What is a Now page?
Think of what you’d tell a friend you hadn’t seen in a year.
You can learn more about Now pages here.
What is Ivan up to now?
Hey it’s me, Ivan, the guy who you are reading about right now. Today it’s April 23rd 2021 and the vaccine roll out is very slow here. My parents got it, and a few people my age got it somehow, so I assume they must have health conditions.
Disclaimer
If you are researching for your VC fund and think I still actively run Will Pwn 4 Food, may god have mercy on your fund. Despite this warning, the requests just keep coming in! Spam is still alive and well in the world.
Home & Life
The real estate market is still crazy, we spent 8 months seriously looking at moving, but when it came down to it we decided it was best to just stay for now, especially since we can’t visit any of the places we’d like to move to. When driving the comfortable and familiar streets of KW and seeing all the familiar faces at every store, it’s hard to want to leave that behind and start something new from scratch just to save a few bucks on mortgage. If you leave, there is no coming back, you are priced out instantly, so no escape hatch. Renting is too scary a proposition right now as it’s too easy to get screwed.
Gaming has been pretty boring, although I did mostly enjoy Cyberpunk. I’m playing it again for some unknown reason, but it’s not really providing what I want, even on the hardest difficulty. Too easy.

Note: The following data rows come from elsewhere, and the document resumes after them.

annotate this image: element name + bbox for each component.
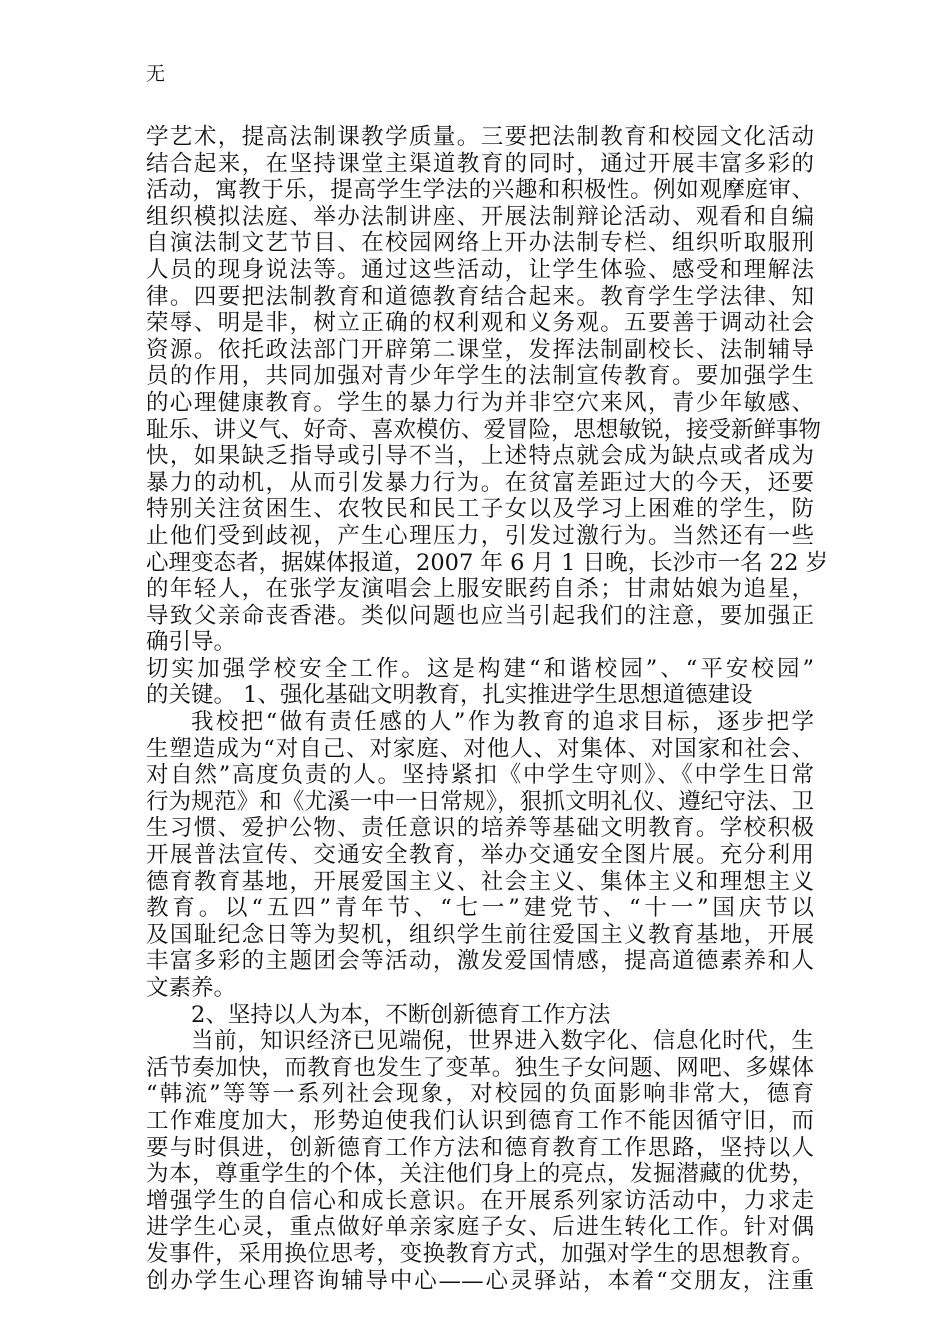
- text-line: 暴力的动机，从而引发暴力行为。在贫富差距过大的今天，还要: [146, 469, 814, 496]
- text-line: 资源。依托政法部门开辟第二课堂，发挥法制副校长、法制辅导: [146, 336, 814, 363]
- section-heading: 2、坚持以人为本，不断创新德育工作方法: [191, 1001, 611, 1028]
- text-line: 为本，尊重学生的个体，关注他们身上的亮点，发掘潜藏的优势，: [146, 1161, 814, 1188]
- text-line: 确引导。: [146, 629, 237, 656]
- text-line: 我校把“做有责任感的人”作为教育的追求目标，逐步把学: [191, 709, 814, 736]
- text-line: 当前，知识经济已见端倪，世界进入数字化、信息化时代，生: [191, 1028, 814, 1055]
- text-line: 学艺术，提高法制课教学质量。三要把法制教育和校园文化活动: [146, 124, 814, 150]
- text-line: 活节奏加快，而教育也发生了变革。独生子女问题、网吧、多媒体: [146, 1054, 814, 1081]
- text-line: “韩流”等等一系列社会现象，对校园的负面影响非常大，德育: [146, 1081, 814, 1108]
- text-line: 行为规范》和《尤溪一中一日常规》，狠抓文明礼仪、遵纪守法、卫: [146, 788, 814, 815]
- text-line: 进学生心灵，重点做好单亲家庭子女、后进生转化工作。针对偶: [146, 1214, 814, 1241]
- text-line: 开展普法宣传、交通安全教育，举办交通安全图片展。充分利用: [146, 842, 814, 869]
- text-line: 结合起来，在坚持课堂主渠道教育的同时，通过开展丰富多彩的: [146, 150, 814, 177]
- text-line: 增强学生的自信心和成长意识。在开展系列家访活动中，力求走: [146, 1187, 814, 1214]
- text-line: 导致父亲命丧香港。类似问题也应当引起我们的注意，要加强正: [146, 602, 814, 629]
- text-line: 人员的现身说法等。通过这些活动，让学生体验、感受和理解法: [146, 256, 814, 283]
- text-line: 的关键。 1、强化基础文明教育，扎实推进学生思想道德建设: [146, 682, 753, 709]
- text-line: 员的作用，共同加强对青少年学生的法制宣传教育。要加强学生: [146, 363, 814, 390]
- text-line: 丰富多彩的主题团会等活动，激发爱国情感，提高道德素养和人: [146, 948, 814, 975]
- text-line: 工作难度加大，形势迫使我们认识到德育工作不能因循守旧，而: [146, 1107, 814, 1134]
- text-line: 特别关注贫困生、农牧民和民工子女以及学习上困难的学生，防: [146, 496, 814, 523]
- text-line: 及国耻纪念日等为契机，组织学生前往爱国主义教育基地，开展: [146, 921, 814, 948]
- text-line: 律。四要把法制教育和道德教育结合起来。教育学生学法律、知: [146, 283, 814, 310]
- text-line: 活动，寓教于乐，提高学生学法的兴趣和积极性。例如观摩庭审、: [146, 177, 814, 204]
- text-line: 切实加强学校安全工作。这是构建“和谐校园”、“平安校园”: [146, 655, 814, 682]
- text-line: 文素养。: [146, 975, 237, 1001]
- text-line: 耻乐、讲义气、好奇、喜欢模仿、爱冒险，思想敏锐，接受新鲜事物: [146, 416, 822, 443]
- text-line: 快，如果缺乏指导或引导不当，上述特点就会成为缺点或者成为: [146, 443, 814, 470]
- text-line: 组织模拟法庭、举办法制讲座、开展法制辩论活动、观看和自编: [146, 203, 814, 230]
- text-line: 生塑造成为“对自己、对家庭、对他人、对集体、对国家和社会、: [146, 735, 814, 762]
- text-line: 止他们受到歧视，产生心理压力，引发过激行为。当然还有一些: [146, 522, 814, 549]
- page-header: 无: [146, 63, 166, 85]
- text-line: 的心理健康教育。学生的暴力行为并非空穴来风，青少年敏感、: [146, 389, 814, 416]
- text-line: 要与时俱进，创新德育工作方法和德育教育工作思路，坚持以人: [146, 1134, 814, 1161]
- text-line: 生习惯、爱护公物、责任意识的培养等基础文明教育。学校积极: [146, 815, 814, 842]
- text-line: 心理变态者，据媒体报道，2007 年 6 月 1 日晚，长沙市一名 22 岁: [146, 549, 829, 576]
- text-line: 创办学生心理咨询辅导中心——心灵驿站，本着“交朋友，注重: [146, 1267, 814, 1294]
- text-line: 自演法制文艺节目、在校园网络上开办法制专栏、组织听取服刑: [146, 230, 814, 257]
- text-line: 的年轻人，在张学友演唱会上服安眠药自杀；甘肃姑娘为追星，: [146, 576, 814, 603]
- text-line: 德育教育基地，开展爱国主义、社会主义、集体主义和理想主义: [146, 868, 814, 895]
- text-line: 发事件，采用换位思考，变换教育方式，加强对学生的思想教育。: [146, 1240, 814, 1267]
- text-line: 荣辱、明是非，树立正确的权利观和义务观。五要善于调动社会: [146, 310, 814, 337]
- text-line: 教育。以“五四”青年节、“七一”建党节、“十一”国庆节以: [146, 895, 814, 922]
- text-line: 对自然”高度负责的人。坚持紧扣《中学生守则》、《中学生日常: [146, 762, 814, 789]
- document-body: [146, 124, 829, 1294]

We’ve started renovations and are nearly done week 3. It’s hard to get work done with all the distraction and project management of it. Having gone into lockdown the day before it starts also makes it so much harder to get what is needed or to pick out things. A lot of sites are really garbage and I hope they are feeling that way too. I don’t care what brands you sell, I want you to show me all the products you sell in a nice interface, with prices.
You can really feel the difference between the Home Depot and Lowes websites in terms of filters on product categories and the quantity of reviews and info.

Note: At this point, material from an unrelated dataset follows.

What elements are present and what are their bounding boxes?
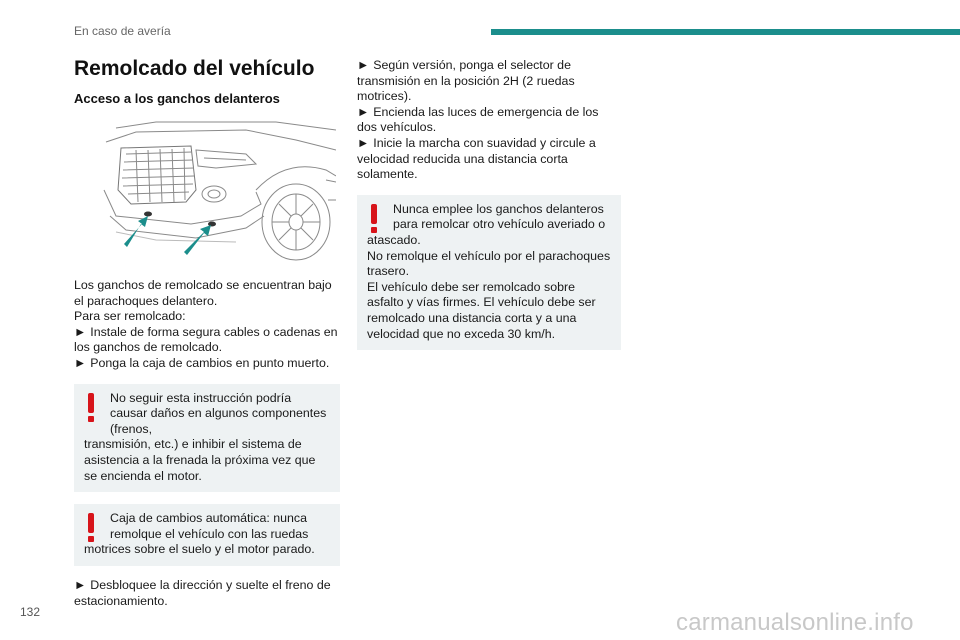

Amazon is feeling more garbage every day. Nothing you get is reliable, it’s almost guaranteed to be worse than Walmart quality, or a scam, or broken. What was once awesome is now gamed crap. I just bought 2 different branded small appliances and both were the English/Spanish instead of English/French, which feels wrong. Warranty? Yeah right! Bought something with next day, then next day get a warning that it’ll ship in some unknown future time, which negates the only reason we bought it, and it was time sensitive. Just another day on Amazon.
There is not enough time in the day for everything we want to do and now need to do with renos. The pandemic hasn’t generated any boredom for us, time has truly flown by.
Work & Biz Stuff
I’m pretty busy working on a new project with a mentor that’s helped take my NextJs knowledge to the next level and once I again I hit that frustrating point of pushing the boundaries of what the system can and is supposed to do, versus what everyone wishes it would do.
I feel like I’m trying to transition all my future stuff to JS/Static/Microservices even though some things are far more painful, but it’s potentially so fast, flexible, cheap and performant. It’s also good for keeping my skill set up to date for any future work that may come in. If you can’t beat ‘em, join ‘em type of thing.
Using TailwindCSS on all my new stuff, which is mostly good, or at least feels like I have a bit more control, over say using Bootstrap in React, which has it’s own components that can be hard to work with as they are abstracted. There are definitely still things that aren’t great, but the speed is there and lots of examples online to copy for different elements.
I’m rebuilding out an entirely new version of Stubforge to launch within the next 30 days, which will be far faster and more responsive than the original. It will also allow for the anonymous creation of tickets that can also be copied and edited. Anyone will be able to buy any ticket easily through Shopify. I’m hoping this will help spread the word of the site and make it much easier to go viral. I have a friend who aims to partner and market the site and specific tickets, so I’m excited to see how that goes.
January spoiled us for Etsy sales as we though it would be dead (but no it was not!!), and then the subsequent months met our original expectations. It’s still pretty slow, but we’ve been working on adding lots of new tickets to the Stubforge Etsy store, some of which can generate large orders (like 100+ tickets at a time). As Covid starts to get under control, especially in the US, we think these tickets will get popular as they are all about life event gatherings.
Our digital shop has been selling a small handful of things daily, which is nice, but not enough to do much with yet. We’ve found a few winners that sell daily and need to focus more time on generating more content, it’s just been hard with everything going on. It’s a numbers game, which means lots of time investment.